Latin America’s middle class increased by 56 million since 1999 with a direct consequence on consumption patterns and demand for government policies, according to a report in the latest edition of the United Nations Economic Commission for Latin American and the Caribbean, ECLAC Review.
“This represents a formidable increase of the consumers’ market”, according to the ECLAC newsletter featuring expert analysis on issues such as changes observed in the middle classes in recent years, and the China effect on the region's exports.
The greatest expansion of the middle class, --described as people earning at least four times the poverty line--, took place in Brazil where 38 million climbed to that condition in the last ten years, totalling 61 million middle class Brazilians.
In contrast Argentina’s middle class has experienced a decline from 56% to 52% of the total population. Guerrilla-torn Colombia has gone through a similar process. In the rest of the region there was an overall advance which in some cases has meant that some families averaged 15.000 US dollars annually.

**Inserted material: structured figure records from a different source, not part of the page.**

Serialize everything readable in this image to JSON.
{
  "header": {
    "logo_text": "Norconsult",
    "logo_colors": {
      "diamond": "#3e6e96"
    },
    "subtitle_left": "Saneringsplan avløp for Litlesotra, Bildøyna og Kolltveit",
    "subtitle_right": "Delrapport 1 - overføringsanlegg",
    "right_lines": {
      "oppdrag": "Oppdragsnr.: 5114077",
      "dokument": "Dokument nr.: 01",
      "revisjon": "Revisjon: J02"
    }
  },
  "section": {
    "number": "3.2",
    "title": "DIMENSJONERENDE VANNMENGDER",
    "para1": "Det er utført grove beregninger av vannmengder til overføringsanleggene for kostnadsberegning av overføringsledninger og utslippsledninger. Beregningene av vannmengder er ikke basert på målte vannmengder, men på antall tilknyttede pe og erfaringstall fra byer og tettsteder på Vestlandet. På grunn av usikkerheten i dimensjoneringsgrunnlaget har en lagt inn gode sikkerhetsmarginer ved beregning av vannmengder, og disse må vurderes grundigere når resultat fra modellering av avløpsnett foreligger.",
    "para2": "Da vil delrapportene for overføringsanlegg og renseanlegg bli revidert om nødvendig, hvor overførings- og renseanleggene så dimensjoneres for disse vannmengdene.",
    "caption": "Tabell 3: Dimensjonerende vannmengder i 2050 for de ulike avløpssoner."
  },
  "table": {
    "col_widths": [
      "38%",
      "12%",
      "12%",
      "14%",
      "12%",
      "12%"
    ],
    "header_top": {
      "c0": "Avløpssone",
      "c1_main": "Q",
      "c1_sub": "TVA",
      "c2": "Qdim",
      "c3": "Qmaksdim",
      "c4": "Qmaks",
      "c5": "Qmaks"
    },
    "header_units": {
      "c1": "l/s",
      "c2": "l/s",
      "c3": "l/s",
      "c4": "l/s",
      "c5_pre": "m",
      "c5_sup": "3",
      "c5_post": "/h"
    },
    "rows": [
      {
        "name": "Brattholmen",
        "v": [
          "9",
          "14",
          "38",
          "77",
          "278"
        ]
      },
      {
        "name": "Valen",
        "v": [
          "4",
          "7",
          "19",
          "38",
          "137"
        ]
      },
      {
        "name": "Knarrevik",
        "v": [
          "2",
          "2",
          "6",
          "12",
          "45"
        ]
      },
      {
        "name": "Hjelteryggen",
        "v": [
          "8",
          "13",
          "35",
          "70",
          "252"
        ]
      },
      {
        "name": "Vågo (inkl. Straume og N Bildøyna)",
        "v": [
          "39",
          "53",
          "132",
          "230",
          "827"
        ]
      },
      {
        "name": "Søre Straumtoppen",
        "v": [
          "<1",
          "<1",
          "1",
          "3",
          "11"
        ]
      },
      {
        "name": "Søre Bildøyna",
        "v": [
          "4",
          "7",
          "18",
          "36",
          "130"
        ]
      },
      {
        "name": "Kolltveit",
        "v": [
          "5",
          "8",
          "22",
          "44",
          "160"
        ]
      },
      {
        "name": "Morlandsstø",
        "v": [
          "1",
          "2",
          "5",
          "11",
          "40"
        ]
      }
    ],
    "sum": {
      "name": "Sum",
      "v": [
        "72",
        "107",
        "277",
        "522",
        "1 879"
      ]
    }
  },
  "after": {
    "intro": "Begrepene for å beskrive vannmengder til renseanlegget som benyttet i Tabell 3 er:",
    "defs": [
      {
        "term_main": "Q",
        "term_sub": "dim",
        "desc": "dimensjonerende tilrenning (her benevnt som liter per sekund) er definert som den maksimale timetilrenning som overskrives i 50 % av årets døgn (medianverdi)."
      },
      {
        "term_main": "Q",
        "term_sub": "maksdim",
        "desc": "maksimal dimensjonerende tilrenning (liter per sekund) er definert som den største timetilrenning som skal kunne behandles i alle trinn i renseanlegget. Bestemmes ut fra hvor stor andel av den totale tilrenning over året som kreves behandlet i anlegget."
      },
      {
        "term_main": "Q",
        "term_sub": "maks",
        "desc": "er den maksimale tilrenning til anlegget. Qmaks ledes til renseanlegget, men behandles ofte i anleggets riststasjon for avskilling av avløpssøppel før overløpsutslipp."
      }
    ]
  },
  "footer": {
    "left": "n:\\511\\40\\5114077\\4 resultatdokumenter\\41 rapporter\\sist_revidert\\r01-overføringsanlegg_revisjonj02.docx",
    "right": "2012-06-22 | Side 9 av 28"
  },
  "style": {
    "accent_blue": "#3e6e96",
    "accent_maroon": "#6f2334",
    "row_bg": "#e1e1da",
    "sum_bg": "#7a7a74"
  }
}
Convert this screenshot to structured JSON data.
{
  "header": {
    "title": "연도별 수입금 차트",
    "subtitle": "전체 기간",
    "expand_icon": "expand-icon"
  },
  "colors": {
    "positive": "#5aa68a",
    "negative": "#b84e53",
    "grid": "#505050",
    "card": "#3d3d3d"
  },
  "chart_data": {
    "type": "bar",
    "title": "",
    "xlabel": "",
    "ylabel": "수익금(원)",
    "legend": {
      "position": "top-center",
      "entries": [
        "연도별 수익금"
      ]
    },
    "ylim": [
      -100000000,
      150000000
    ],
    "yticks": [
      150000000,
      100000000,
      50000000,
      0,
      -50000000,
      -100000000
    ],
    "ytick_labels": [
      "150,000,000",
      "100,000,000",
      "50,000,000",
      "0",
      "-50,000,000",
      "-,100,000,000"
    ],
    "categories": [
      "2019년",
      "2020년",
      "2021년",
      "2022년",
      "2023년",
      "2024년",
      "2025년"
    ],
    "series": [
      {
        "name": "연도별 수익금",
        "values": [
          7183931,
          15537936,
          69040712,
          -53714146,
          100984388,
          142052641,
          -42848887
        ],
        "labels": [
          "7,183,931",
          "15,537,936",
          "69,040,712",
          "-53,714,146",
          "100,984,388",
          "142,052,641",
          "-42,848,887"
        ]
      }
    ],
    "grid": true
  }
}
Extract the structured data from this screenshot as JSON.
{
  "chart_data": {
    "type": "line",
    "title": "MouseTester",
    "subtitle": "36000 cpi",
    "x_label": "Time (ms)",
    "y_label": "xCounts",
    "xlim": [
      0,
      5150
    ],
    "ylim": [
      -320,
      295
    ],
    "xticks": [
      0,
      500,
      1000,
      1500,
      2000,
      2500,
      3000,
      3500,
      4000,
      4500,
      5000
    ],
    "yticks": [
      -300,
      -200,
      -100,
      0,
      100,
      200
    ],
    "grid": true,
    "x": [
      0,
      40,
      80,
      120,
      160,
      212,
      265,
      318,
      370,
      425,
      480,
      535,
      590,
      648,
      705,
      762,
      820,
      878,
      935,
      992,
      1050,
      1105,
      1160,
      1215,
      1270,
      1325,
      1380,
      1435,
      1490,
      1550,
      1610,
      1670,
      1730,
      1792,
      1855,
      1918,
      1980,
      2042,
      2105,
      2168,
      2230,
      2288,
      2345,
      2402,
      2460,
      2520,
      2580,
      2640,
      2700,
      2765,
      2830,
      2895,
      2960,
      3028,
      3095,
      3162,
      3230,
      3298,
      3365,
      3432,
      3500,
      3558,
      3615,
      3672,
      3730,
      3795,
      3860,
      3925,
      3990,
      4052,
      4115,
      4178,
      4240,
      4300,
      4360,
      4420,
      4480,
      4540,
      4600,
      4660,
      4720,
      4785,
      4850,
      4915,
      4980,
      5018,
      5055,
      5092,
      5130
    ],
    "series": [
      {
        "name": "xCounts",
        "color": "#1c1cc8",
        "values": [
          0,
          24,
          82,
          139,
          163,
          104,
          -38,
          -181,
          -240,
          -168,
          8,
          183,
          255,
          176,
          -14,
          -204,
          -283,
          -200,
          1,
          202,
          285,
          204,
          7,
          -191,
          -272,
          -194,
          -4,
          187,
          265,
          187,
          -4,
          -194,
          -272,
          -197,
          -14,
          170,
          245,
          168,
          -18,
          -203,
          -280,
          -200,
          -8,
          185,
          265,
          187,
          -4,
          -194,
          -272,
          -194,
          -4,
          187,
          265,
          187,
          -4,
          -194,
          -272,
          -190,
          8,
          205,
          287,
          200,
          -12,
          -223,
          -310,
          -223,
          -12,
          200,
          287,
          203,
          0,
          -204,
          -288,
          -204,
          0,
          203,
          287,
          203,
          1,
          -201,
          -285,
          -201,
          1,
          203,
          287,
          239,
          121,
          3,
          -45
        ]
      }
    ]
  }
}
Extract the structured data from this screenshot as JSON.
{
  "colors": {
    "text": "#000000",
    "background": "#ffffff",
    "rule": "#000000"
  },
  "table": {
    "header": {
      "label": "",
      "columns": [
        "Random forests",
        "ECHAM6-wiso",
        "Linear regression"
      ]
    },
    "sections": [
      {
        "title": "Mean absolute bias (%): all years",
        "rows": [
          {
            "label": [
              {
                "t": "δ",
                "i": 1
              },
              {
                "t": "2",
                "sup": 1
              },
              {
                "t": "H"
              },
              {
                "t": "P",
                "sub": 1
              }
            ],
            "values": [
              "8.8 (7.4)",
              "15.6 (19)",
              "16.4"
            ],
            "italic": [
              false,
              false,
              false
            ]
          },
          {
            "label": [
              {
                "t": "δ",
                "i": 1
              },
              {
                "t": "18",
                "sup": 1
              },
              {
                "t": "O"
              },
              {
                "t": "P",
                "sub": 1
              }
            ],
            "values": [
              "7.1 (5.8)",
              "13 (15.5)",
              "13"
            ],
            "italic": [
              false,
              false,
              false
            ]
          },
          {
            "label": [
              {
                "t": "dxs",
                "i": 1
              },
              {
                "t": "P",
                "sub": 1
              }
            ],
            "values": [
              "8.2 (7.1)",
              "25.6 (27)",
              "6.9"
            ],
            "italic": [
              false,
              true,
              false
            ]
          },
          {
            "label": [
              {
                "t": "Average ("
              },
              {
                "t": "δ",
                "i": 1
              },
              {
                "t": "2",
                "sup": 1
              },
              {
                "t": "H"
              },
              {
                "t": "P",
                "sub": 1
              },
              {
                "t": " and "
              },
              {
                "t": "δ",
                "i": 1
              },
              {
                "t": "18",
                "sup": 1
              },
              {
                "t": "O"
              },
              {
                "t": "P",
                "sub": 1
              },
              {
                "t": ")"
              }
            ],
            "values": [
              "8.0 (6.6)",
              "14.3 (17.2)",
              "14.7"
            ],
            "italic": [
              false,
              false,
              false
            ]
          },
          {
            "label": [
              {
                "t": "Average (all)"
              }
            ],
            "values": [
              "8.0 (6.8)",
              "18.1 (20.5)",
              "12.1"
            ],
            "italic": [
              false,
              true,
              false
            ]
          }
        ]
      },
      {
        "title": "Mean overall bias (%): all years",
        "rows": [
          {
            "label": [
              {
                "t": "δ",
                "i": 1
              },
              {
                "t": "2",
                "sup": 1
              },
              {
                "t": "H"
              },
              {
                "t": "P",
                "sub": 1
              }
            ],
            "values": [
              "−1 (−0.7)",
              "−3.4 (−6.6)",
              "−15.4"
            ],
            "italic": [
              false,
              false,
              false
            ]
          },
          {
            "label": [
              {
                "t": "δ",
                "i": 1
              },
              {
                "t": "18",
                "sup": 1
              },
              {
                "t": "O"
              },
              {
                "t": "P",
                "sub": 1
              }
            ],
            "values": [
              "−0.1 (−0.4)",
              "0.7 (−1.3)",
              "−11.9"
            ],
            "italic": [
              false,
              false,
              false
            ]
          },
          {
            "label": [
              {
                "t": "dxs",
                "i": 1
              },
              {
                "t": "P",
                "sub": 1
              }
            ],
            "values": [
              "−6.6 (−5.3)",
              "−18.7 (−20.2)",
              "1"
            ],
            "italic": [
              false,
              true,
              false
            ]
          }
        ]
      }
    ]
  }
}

“The expansion of the middle class has not been a phenomenon restricted to Latin American but rather is a global tendency”, says the ECLAC report. An estimated 1.3 billion world population can be categorized as such, mainly because of advances in China and India.
The advance of this income group which is expanding at a rate of 70 million people annually will help consolidate a universe of 2 billion middle class by 2030, equivalent to 30% of global population.
But the advance of the middle class also has an impact in education which is devalued as a potent instrument of the social ladder. In effect “even when access opportunities to higher education have improved, at the same time there has been a relative devaluation of job and income opportunities for those who manage to complete secondary education”, underlines the ECLAC report.
The ECLAC review also includes articles on financial systems and investment financing systems in the region, factors affecting wage inequality, MERCOSUR as an export platform for the automotive industry, a new concept about social stratification and two studies on Brazil: one on the country's sugar sector and alcohol, and another on the effects of fiscal policy.
In the China effect on commodity prices and the value of Latin American exports, Professor Rhys Jenkins from the UK University of East Anglia, estimates the contribution of the rise in Chinese demand to the price increase of the 15 main commodities exported from this region.
Professor Rhys concludes that depending on the estimate used Latin America has earned between 42 and 75 billion dollars as a result during the period reviewed, 2002 to 2008.
Finally, the article ‘Variability and consistency in commodity prices in Latin America’, the ECLAC economists Omar Bello, Fernando Cantú and Rodrigo Heresi research commodity price patterns in relation to external shocks. They conclude that, over the past 50 years, prices have displayed considerable variability, and that the shocks that affect them tend to be highly consistent.